In: Statistics and Probability
What are some characteristics of a normal distribution? What does the empirical rule tell you about data spread around the mean? How can this information be used in quality control?
Can you compare apples and oranges, or maybe elephants and butterflies? In most cases the answer is no – unless you first standardize your measurements. What are a standard normal distribution and a standard z score?

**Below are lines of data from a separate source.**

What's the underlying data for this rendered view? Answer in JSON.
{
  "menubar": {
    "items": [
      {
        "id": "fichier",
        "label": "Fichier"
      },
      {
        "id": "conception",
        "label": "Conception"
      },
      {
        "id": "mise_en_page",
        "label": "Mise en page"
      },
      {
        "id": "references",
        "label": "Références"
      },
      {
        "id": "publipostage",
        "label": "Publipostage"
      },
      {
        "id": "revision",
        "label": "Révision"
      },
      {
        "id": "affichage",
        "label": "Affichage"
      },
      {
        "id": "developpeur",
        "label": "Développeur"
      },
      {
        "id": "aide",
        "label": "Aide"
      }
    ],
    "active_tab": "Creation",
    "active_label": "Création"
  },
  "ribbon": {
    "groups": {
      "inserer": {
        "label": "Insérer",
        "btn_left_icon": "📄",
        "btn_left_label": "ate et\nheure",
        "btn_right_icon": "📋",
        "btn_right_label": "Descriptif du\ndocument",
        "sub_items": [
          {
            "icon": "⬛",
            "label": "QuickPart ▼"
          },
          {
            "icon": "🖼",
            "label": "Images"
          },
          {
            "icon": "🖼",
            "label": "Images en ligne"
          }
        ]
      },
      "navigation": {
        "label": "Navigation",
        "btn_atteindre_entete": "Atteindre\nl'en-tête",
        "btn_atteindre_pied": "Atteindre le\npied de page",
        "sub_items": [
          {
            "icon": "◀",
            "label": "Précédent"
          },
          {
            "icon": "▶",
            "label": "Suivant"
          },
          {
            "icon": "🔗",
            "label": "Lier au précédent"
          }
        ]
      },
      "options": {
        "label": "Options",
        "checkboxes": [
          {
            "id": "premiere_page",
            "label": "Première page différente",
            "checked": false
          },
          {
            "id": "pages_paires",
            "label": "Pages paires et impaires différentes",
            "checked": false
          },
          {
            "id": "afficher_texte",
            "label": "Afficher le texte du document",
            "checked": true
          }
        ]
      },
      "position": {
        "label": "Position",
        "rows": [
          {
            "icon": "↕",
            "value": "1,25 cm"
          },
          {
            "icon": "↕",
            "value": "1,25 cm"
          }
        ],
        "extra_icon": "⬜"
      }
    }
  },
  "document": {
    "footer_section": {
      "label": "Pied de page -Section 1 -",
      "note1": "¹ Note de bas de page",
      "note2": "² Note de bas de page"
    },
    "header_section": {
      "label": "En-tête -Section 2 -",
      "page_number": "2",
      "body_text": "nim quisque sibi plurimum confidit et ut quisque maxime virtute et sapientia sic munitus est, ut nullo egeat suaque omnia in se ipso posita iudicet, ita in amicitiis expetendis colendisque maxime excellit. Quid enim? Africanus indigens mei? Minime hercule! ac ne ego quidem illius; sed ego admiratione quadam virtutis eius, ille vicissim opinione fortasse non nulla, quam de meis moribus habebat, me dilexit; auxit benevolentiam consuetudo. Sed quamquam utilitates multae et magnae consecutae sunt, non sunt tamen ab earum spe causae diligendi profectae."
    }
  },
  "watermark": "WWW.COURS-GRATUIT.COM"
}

Normal distributions are based on random variables whose range is whole real line i.e., the random variable having normal distribution can have negative as well as positive values. This distribution is used in almost all situations also by the large sample property any data which has a large number of observations have a high probability of having normal distribution. The normal distribution is unimodal, symmetric i.e., mean=median=mode. this property makes it even more useful in real situations. The area under the curve property indicates that for 3*sigma limits almost 99 % data will lie under this distribution. The standard normal distribution (SND) is normalization of any random variable which has large data or which follows normal distribution. Also, calculating probabilities under SND distribution becomes very easy as Z-score table is available for the calculation of the probability of any random variable. There are usually two types of z-tables one is where we get the area (probability) from
-infinity to z and one is where area is given from 0 to z. The SND is symmetric about 0 i.e., 1/2 probability exists left of 0 and 1/2 exists on the right side of 0.